I sent the following letter to the daily star day before yesterday. We all need to raise our voice about this issue. I urge to all who are affected, please mail a letter to the newspapers in Bangladesh and voice your opinion about unplanned shortsighted actions against VoIP operators in Bangladesh. .


While I and all my siblings are living outside Bangladesh, my elderly parents live in Bangladesh. Daily phone calls from me and my siblings used to keep them going with their lonely life.

There are hundreds of thousands of non resident Bangladeshi and as a consequence, in a situation similar to us, there are thousands of lonely elderly parents who are emotionally dependent on overseas calls from their children.

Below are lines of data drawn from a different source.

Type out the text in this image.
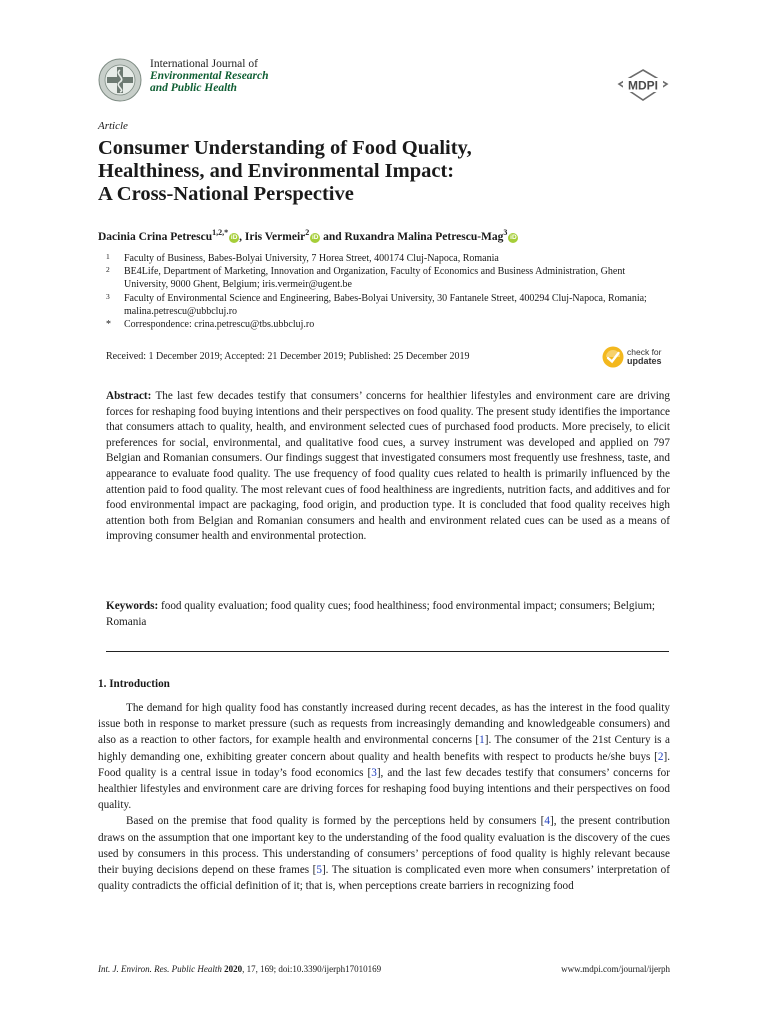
International Journal of
Environmental Research
and Public Health	MDPI
Article
Consumer Understanding of Food Quality,
Healthiness, and Environmental Impact:
A Cross-National Perspective
Dacinia Crina Petrescu$^{1,2,*}$iD , Iris Vermeir$^2$iD and Ruxandra Malina Petrescu-Mag$^3$iD
1 Faculty of Business, Babes-Bolyai University, 7 Horea Street, 400174 Cluj-Napoca, Romania
2 BE4Life, Department of Marketing, Innovation and Organization, Faculty of Economics and Business Administration, Ghent University, 9000 Ghent, Belgium; iris.vermeir@ugent.be
3 Faculty of Environmental Science and Engineering, Babes-Bolyai University, 30 Fantanele Street, 400294 Cluj-Napoca, Romania; malina.petrescu@ubbcluj.ro
* Correspondence: crina.petrescu@tbs.ubbcluj.ro
Received: 1 December 2019; Accepted: 21 December 2019; Published: 25 December 2019	check for
updates

Abstract: The last few decades testify that consumers’ concerns for healthier lifestyles and environment care are driving forces for reshaping food buying intentions and their perspectives on food quality. The present study identifies the importance that consumers attach to quality, health, and environment selected cues of purchased food products. More precisely, to elicit preferences for social, environmental, and qualitative food cues, a survey instrument was developed and applied on 797 Belgian and Romanian consumers. Our findings suggest that investigated consumers most frequently use freshness, taste, and appearance to evaluate food quality. The use frequency of food quality cues related to health is primarily influenced by the attention paid to food quality. The most relevant cues of food healthiness are ingredients, nutrition facts, and additives and for food environmental impact are packaging, food origin, and production type. It is concluded that food quality receives high attention both from Belgian and Romanian consumers and health and environment related cues can be used as a means of improving consumer health and environmental protection.

Keywords: food quality evaluation; food quality cues; food healthiness; food environmental impact; consumers; Belgium; Romania

1. Introduction

The demand for high quality food has constantly increased during recent decades, as has the interest in the food quality issue both in response to market pressure (such as requests from increasingly demanding and knowledgeable consumers) and also as a reaction to other factors, for example health and environmental concerns [1]. The consumer of the 21st Century is a highly demanding one, exhibiting greater concern about quality and health benefits with respect to products he/she buys [2]. Food quality is a central issue in today’s food economics [3], and the last few decades testify that consumers’ concerns for healthier lifestyles and environment care are driving forces for reshaping food buying intentions and their perspectives on food quality.

Based on the premise that food quality is formed by the perceptions held by consumers [4], the present contribution draws on the assumption that one important key to the understanding of the food quality evaluation is the discovery of the cues used by consumers in this process. This understanding of consumers’ perceptions of food quality is highly relevant because their buying decisions depend on these frames [5]. The situation is complicated even more when consumers’ interpretation of quality contradicts the official definition of it; that is, when perceptions create barriers in recognizing food

Int. J. Environ. Res. Public Health 2020, 17, 169; doi:10.3390/ijerph17010169	www.mdpi.com/journal/ijerph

Not only the emotional factor, in this globalized world, many family matters, business issues and social issues also depend heavily on instructions via overseas calls.

Over the last week I failed to call my parents. Neither of my siblings could make any call. I am hearing the same story from the Bangladeshi communities across the globe. Among them, someone has sick parents; someone’s wife was expecting a baby. There is a sudden feeling of helpless disconnection and distance. For a very pressing matter, I had to email a cousine of mine who in turn called my parents to give the message.

This sudden loss in connectivity with Bangladesh is being blamed by the non resident Bangladeshi community as the result of current law enforcement offensive on illegal VoIP business.

While we understand, VoIP was illegal, but it was serving millions of Bangladesh. Why suddenly demolish a service industry without ensuring a backup plan for unhindered flow of the service? Rather than totally
destroying the industry could not the government take steps in bringing the VoIP service under tax blanket?

We all understand that BTTB is losing revenue. We do not want that. But we also can raise the question that how much the nation will benefit with a revenue fat BTTB? What BTTB has given us since independence? It takes a nearly lifetime to get a land line connection. It is absolutely impossible to get a service from BTTB without bribes or phone calls from powerful people. Bribery by BTTB linemen has taken the form of extortions.

With VoIP the young entrepreneurs were giving an extensive overseas telecommunication service that was very cheap too. Definitely making a way to tax these services would have helped the national exchequer as well as the NRBs. But what is the logic of discarding an easy, cheap new technology of VoIP for an expensive and cumbersome technology currently used by BTTB. I am yet to understand the logic, why a VoIP operator will have to pay fees to BTTB if they do not use BTTB service at all i.e. if the call terminates in a private operator run mobile phone?

And at the same time NRBs will be happy to see some action on those who are involved in larger scale crimes, criminalization of the society, politics and the administration; not only on the young technologically savvy small scale entrepreneurs.